Oct 31, 2010

i n a n m ı y o r u m.

oley oley oley! yıllardır adını bir türlü hatırlayamadığım 'ilk blogumu' buldum sonunda. artık oraya mı yazsam. daha mı havalı olur? yalnız nasıl sallamışım daha ilk post'ta belli değil. hep yazarım, aksatmam bıdıbıdı. al işte burayı da toparlayamıyoruz.

yok buna bi çare bulmak lazım.

Sep 19, 2010

brain was here.


saat tam 04:04.
çok dandik de bir başlık attım biliyorum. tam olarak 3 saat sonra uyanacağımı da düşünürsek, bu saçmalıklarla idare edeceksin. haa evet, bugün sana seslenmiyorum blog, üzgünüm. ben bugün doğan birine sesleniyorum; sevgili 'meri'ye.

sevgili meri,

başlık dandik, seni tanımam da çok dandik olmuştu hatırlarsan. "şaka mı yapıyorsun tabii ki hatırlamam gerzek dicle" derdin şimdi. lakin uyuyorsun. ben yine de dediğini duyar gibiyim. her neyse ufaklık. ben az önce senin hayatımda olmadığını düşündüm. senin olmaman üç kuruşluk müzik muhabbetlerinin de olmamasıydı. sen olmasan olric de olmazdı. ben kimle oğuz atay konuşurdum. hem de bu yaştan sonra? senin olmadığın her dakika, bezelye yemediğimiz güzel dakikalar demek. senin olmaman mericiğim kamuran, aslında izlesen çok beğeneceğin bir filmin sonunu söyleyememek. senin olmadığın günler kimse iyi geceler efendim diyerek günaydın mesajı atmaz. en çok senin olmadığın anlar sarhoş biriyle konuşursam üzülürüm. senin sarhoşluğun gördüğüm en tatlı sarhoşluktur çünkü. ben atlardan korkardım kordon'da yürüyorsak, hele bir de köpekler kovalıyorsa daha çok. senin olmadığın bir kordon macerası korkunç biterdi meri. ama sen olmadığında çekirgeler daha çok yaşardı, orası kesin.

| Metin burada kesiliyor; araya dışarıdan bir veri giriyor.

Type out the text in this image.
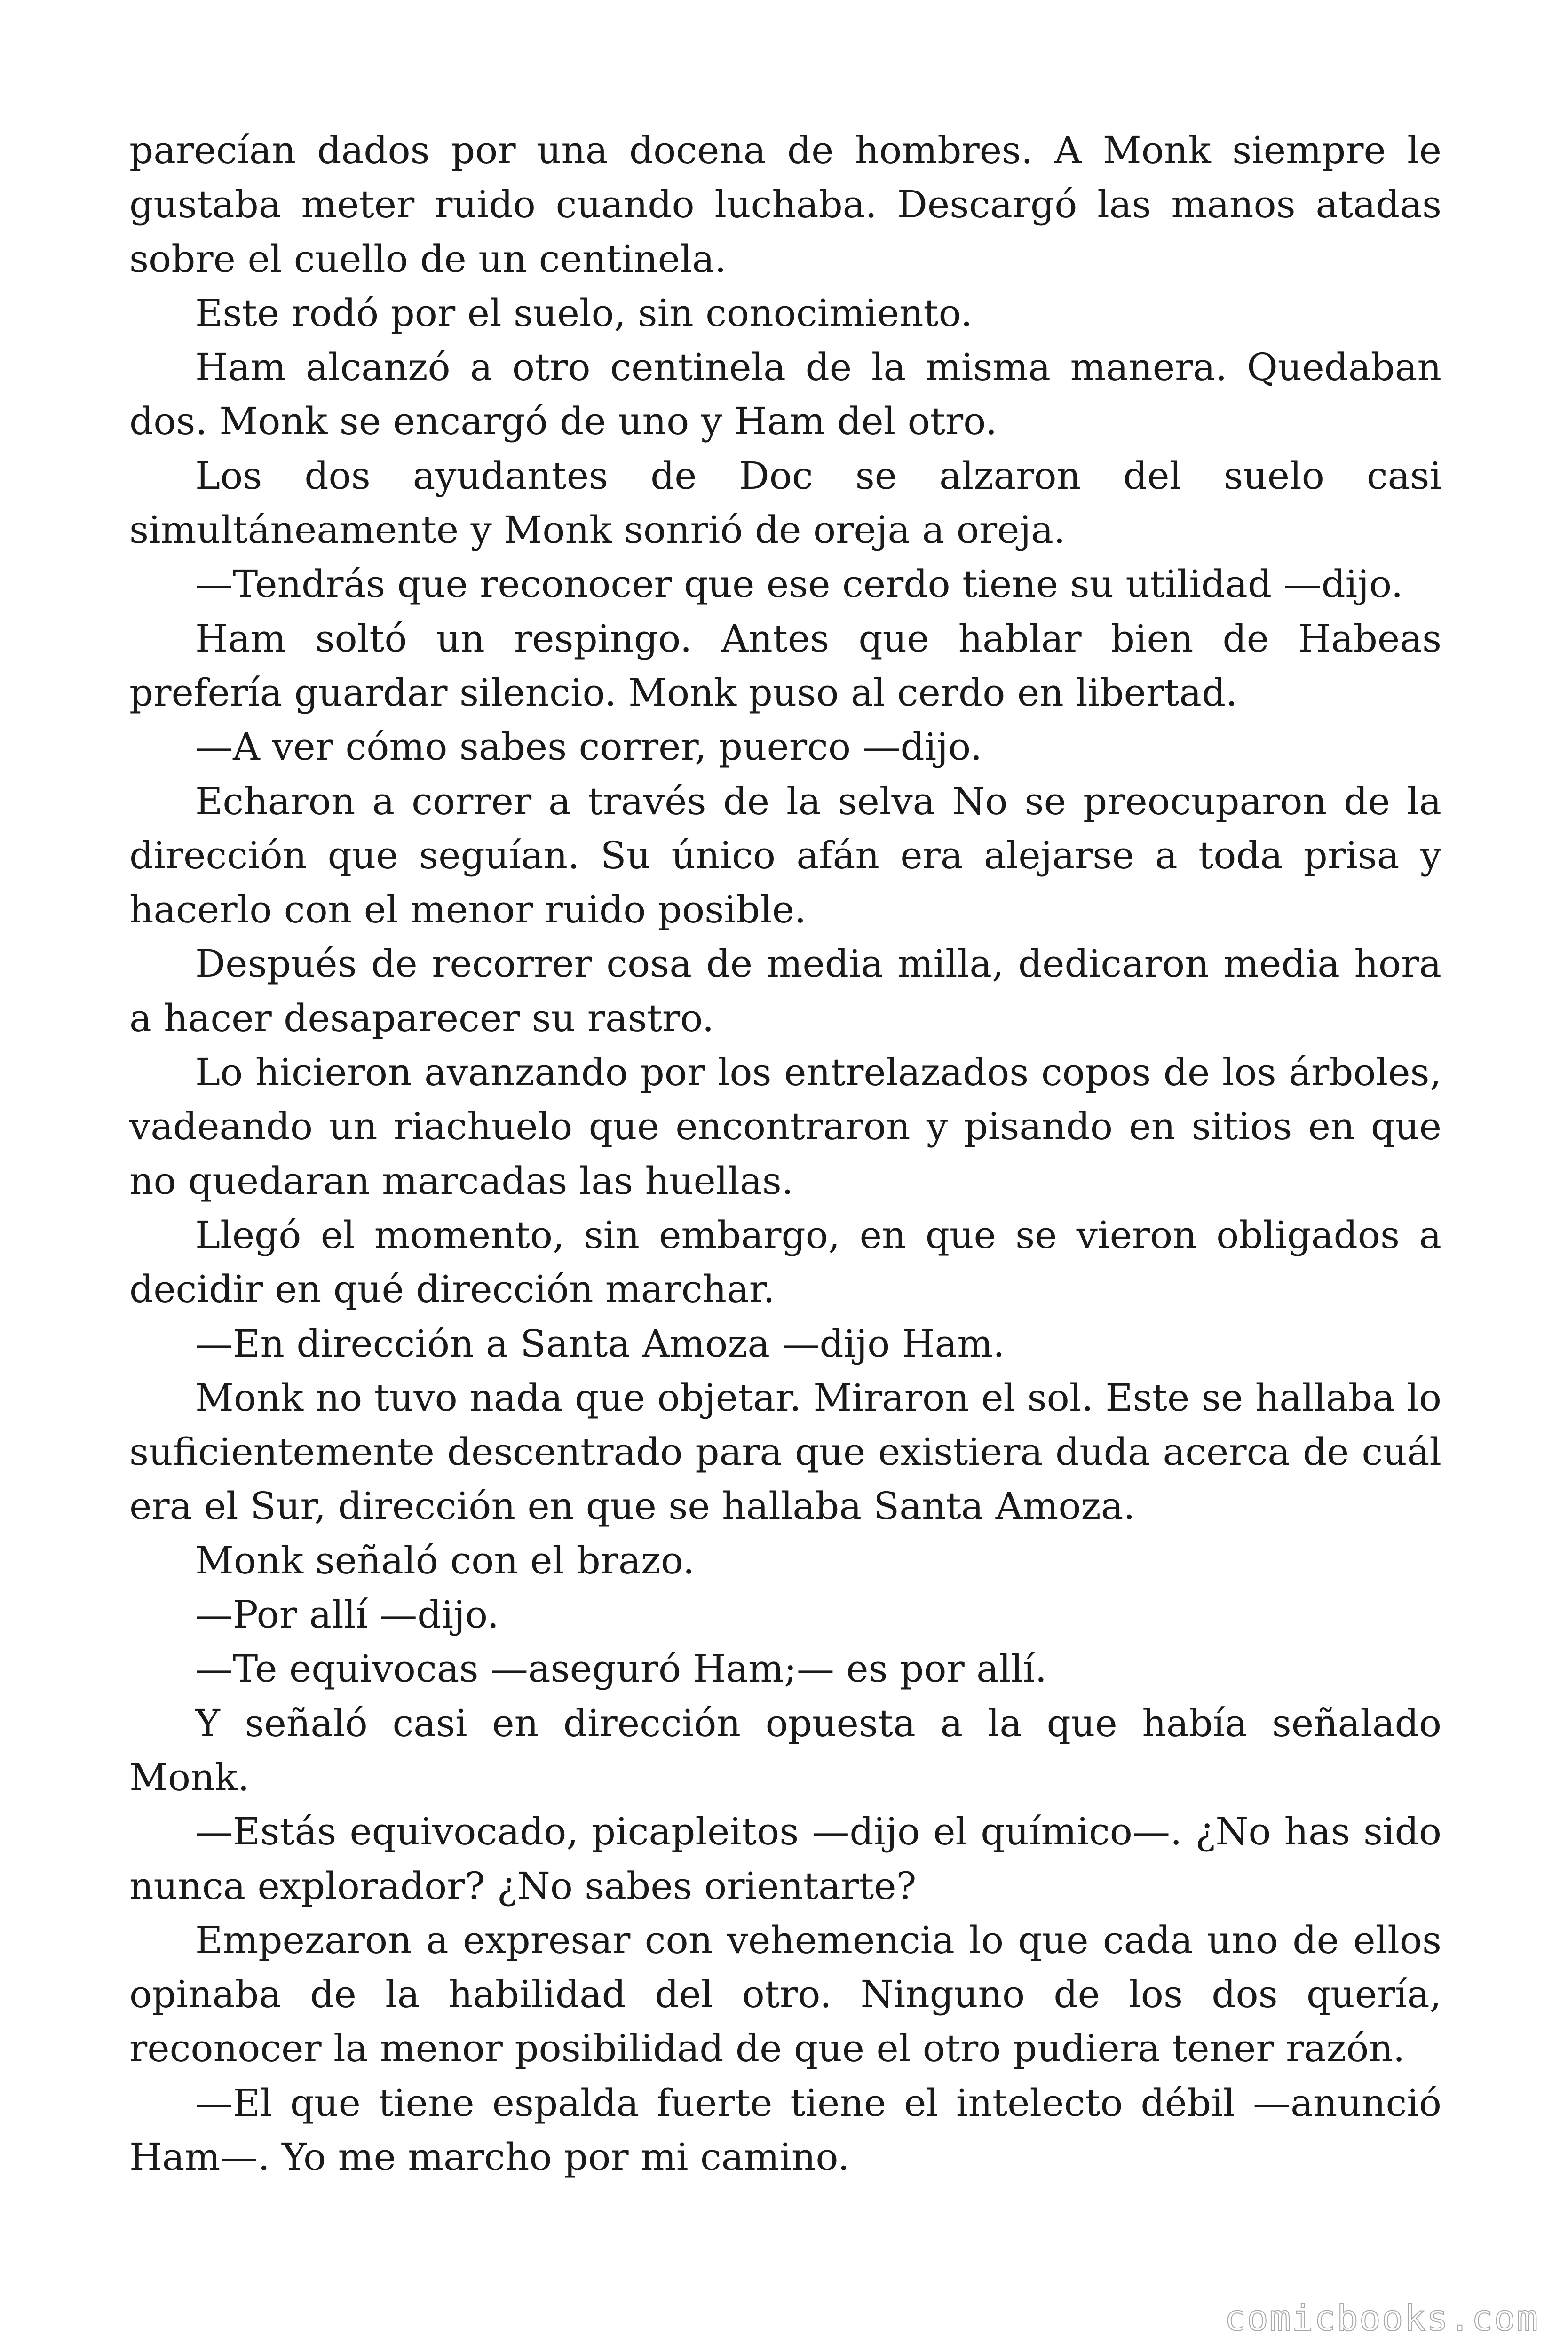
parecían dados por una docena de hombres. A Monk siempre le gustaba meter ruido cuando luchaba. Descargó las manos atadas sobre el cuello de un centinela.

Este rodó por el suelo, sin conocimiento.

Ham alcanzó a otro centinela de la misma manera. Quedaban dos. Monk se encargó de uno y Ham del otro.

Los dos ayudantes de Doc se alzaron del suelo casi simultáneamente y Monk sonrió de oreja a oreja.

—Tendrás que reconocer que ese cerdo tiene su utilidad —dijo.

Ham soltó un respingo. Antes que hablar bien de Habeas prefería guardar silencio. Monk puso al cerdo en libertad.

—A ver cómo sabes correr, puerco —dijo.

Echaron a correr a través de la selva No se preocuparon de la dirección que seguían. Su único afán era alejarse a toda prisa y hacerlo con el menor ruido posible.

Después de recorrer cosa de media milla, dedicaron media hora a hacer desaparecer su rastro.

Lo hicieron avanzando por los entrelazados copos de los árboles, vadeando un riachuelo que encontraron y pisando en sitios en que no quedaran marcadas las huellas.

Llegó el momento, sin embargo, en que se vieron obligados a decidir en qué dirección marchar.

—En dirección a Santa Amoza —dijo Ham.

Monk no tuvo nada que objetar. Miraron el sol. Este se hallaba lo suficientemente descentrado para que existiera duda acerca de cuál era el Sur, dirección en que se hallaba Santa Amoza.

Monk señaló con el brazo.

—Por allí —dijo.

—Te equivocas —aseguró Ham;— es por allí.

Y señaló casi en dirección opuesta a la que había señalado Monk.

—Estás equivocado, picapleitos —dijo el químico—. ¿No has sido nunca explorador? ¿No sabes orientarte?

Empezaron a expresar con vehemencia lo que cada uno de ellos opinaba de la habilidad del otro. Ninguno de los dos quería, reconocer la menor posibilidad de que el otro pudiera tener razón.

—El que tiene espalda fuerte tiene el intelecto débil —anunció Ham—. Yo me marcho por mi camino.

comicbooks.com
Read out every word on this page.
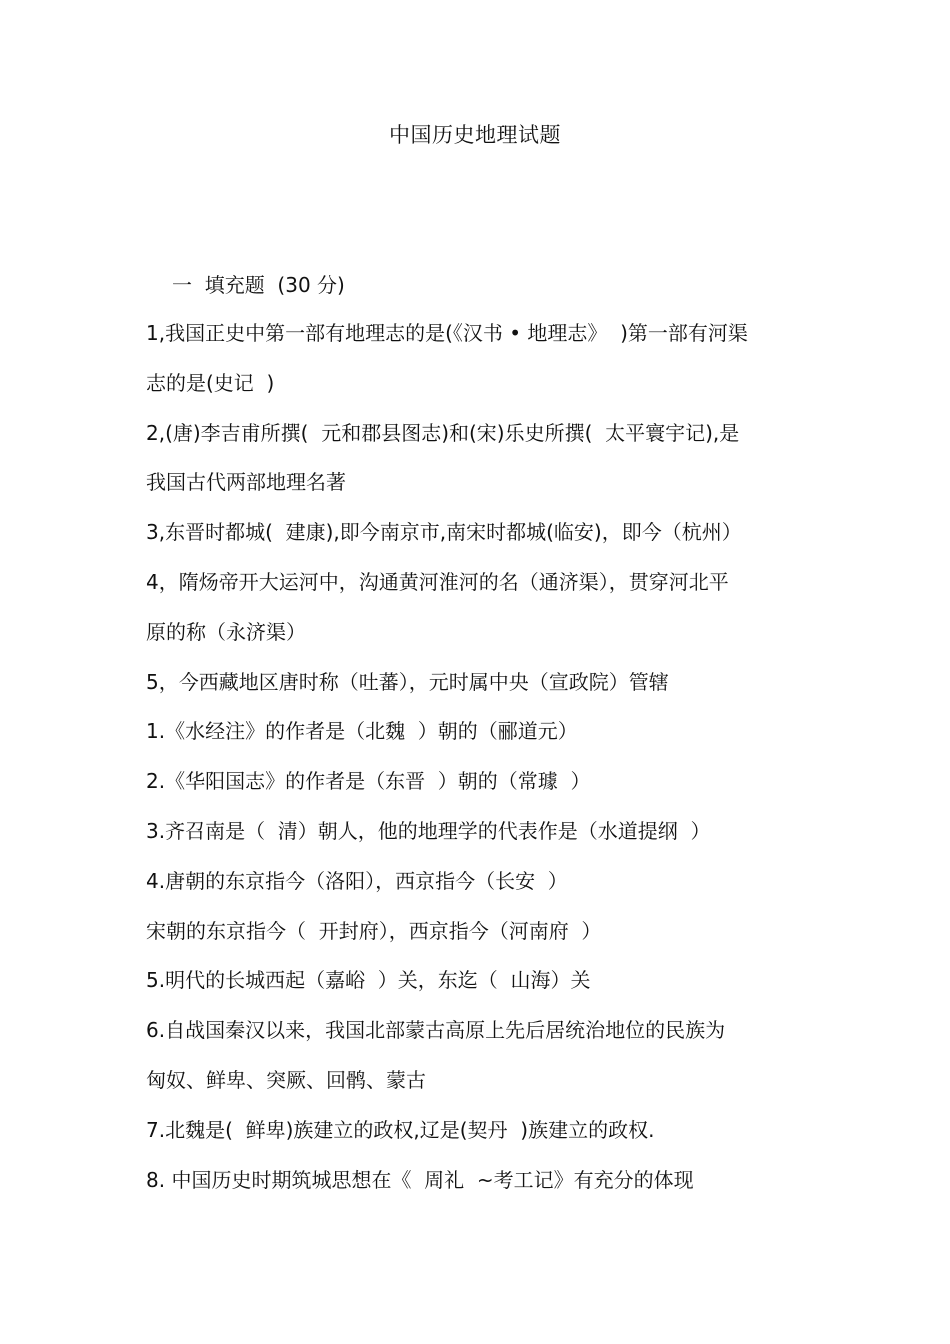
中国历史地理试题
一  填充题  (30 分)
1,我国正史中第一部有地理志的是(《汉书 • 地理志》  )第一部有河渠
志的是(史记  )
2,(唐)李吉甫所撰(  元和郡县图志)和(宋)乐史所撰(  太平寰宇记),是
我国古代两部地理名著
3,东晋时都城(  建康),即今南京市,南宋时都城(临安)，即今（杭州）
4，隋炀帝开大运河中，沟通黄河淮河的名（通济渠），贯穿河北平
原的称（永济渠）
5，今西藏地区唐时称（吐蕃），元时属中央（宣政院）管辖
1.《水经注》的作者是（北魏  ）朝的（郦道元）
2.《华阳国志》的作者是（东晋  ）朝的（常璩  ）
3.齐召南是（  清）朝人，他的地理学的代表作是（水道提纲  ）
4.唐朝的东京指今（洛阳），西京指今（长安  ）
宋朝的东京指今（  开封府），西京指今（河南府  ）
5.明代的长城西起（嘉峪  ）关，东迄（  山海）关
6.自战国秦汉以来，我国北部蒙古高原上先后居统治地位的民族为
匈奴、鲜卑、突厥、回鹘、蒙古
7.北魏是(  鲜卑)族建立的政权,辽是(契丹  )族建立的政权.
8. 中国历史时期筑城思想在《  周礼  ~考工记》有充分的体现
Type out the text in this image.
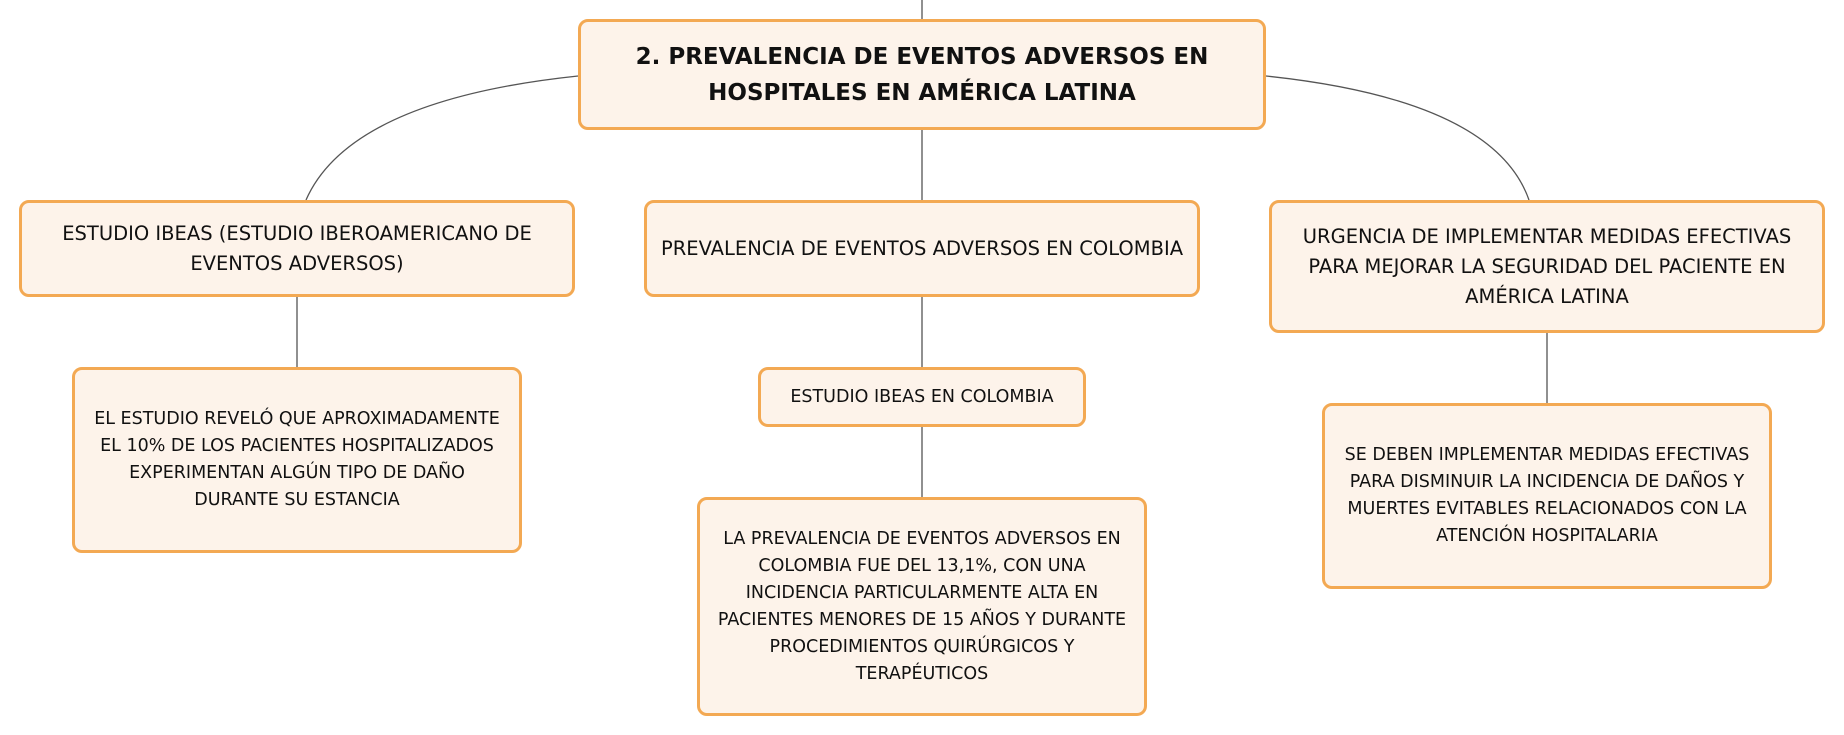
2. PREVALENCIA DE EVENTOS ADVERSOS EN HOSPITALES EN AMÉRICA LATINA
ESTUDIO IBEAS (ESTUDIO IBEROAMERICANO DE EVENTOS ADVERSOS)
PREVALENCIA DE EVENTOS ADVERSOS EN COLOMBIA
URGENCIA DE IMPLEMENTAR MEDIDAS EFECTIVAS PARA MEJORAR LA SEGURIDAD DEL PACIENTE EN AMÉRICA LATINA
EL ESTUDIO REVELÓ QUE APROXIMADAMENTE EL 10% DE LOS PACIENTES HOSPITALIZADOS EXPERIMENTAN ALGÚN TIPO DE DAÑO DURANTE SU ESTANCIA
ESTUDIO IBEAS EN COLOMBIA
LA PREVALENCIA DE EVENTOS ADVERSOS EN COLOMBIA FUE DEL 13,1%, CON UNA INCIDENCIA PARTICULARMENTE ALTA EN PACIENTES MENORES DE 15 AÑOS Y DURANTE PROCEDIMIENTOS QUIRÚRGICOS Y TERAPÉUTICOS
SE DEBEN IMPLEMENTAR MEDIDAS EFECTIVAS PARA DISMINUIR LA INCIDENCIA DE DAÑOS Y MUERTES EVITABLES RELACIONADOS CON LA ATENCIÓN HOSPITALARIA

bu gece yatmadan hep senin olmadığını düşündüm meri. çok imkansız bir şey oldu. işte bu yüzden hep olmanı istedim.

iyi ki doğdun, iyi ki..

Sep 10, 2010

les chansons d'amour.


"Il faut bien que je supporte deux ou trois chenilles si je connaître les papillons."

Aug 23, 2010

kelimeler.

"...hava kararıyordu. köşeden bir genç kızla bir genç adam göründü kolkola. delikanlı bir şeyler anlatıyordu, genç kız da başını sallıyordu. "bana kalırsa film biraz karışıktı," dedi genç adam. "bazı yerlerini anlamadım." "canım," dedi kız, "sonunda çocuk ölüyor işte." "aptal," dedi delikanlı, "o kadarını biz de anladık."

Aug 16, 2010

my life without me.


"Nobody thinks about death in the supermarket."

May 21, 2010

bir adı bile yok.

Eve gelirken on paket sigarayla bir deste kibrit aldı. Odasının ışığını yaktı. Elindekileri karyolanın altına, boş bavula koydu. Çevresine bakındı, yoktu. Oturma odasını da aradı. Orada da yoktu. Bunca lüzumsuz eşya vardı da, neden en gereken, bir sigara küllüğü yoktu. Kadınlar da böyleydi. Dünyada gereğinden çok kadın vardı ama, yalnız bir teki yoktu.

Apr 15, 2010

yalnızlığa övgü.


If you be my star,

I'll be your sky.


Apr 3, 2010

yellow truck.

bazen düşünüyorum da, bazı filmleri izlememeliyiz.
bir yere yığıp yakmamız gereken filmler var.
yoksa biz yığılıyoruz, sıcak çayda uzun süre bekletilmiş bisküvi gibi dağılıyoruz.

Jan 5, 2010

suddenly.


korkuyoruz.


düşünmekten ve sevmekten korkuyoruz.
insan olmaktan korkuyoruz.
insana benzetirsek,
onlara acımaktan korkuyoruz.
işin içine bir kere acıma girerse,
ondan bir daha kurtulamamaktan korkuyoruz.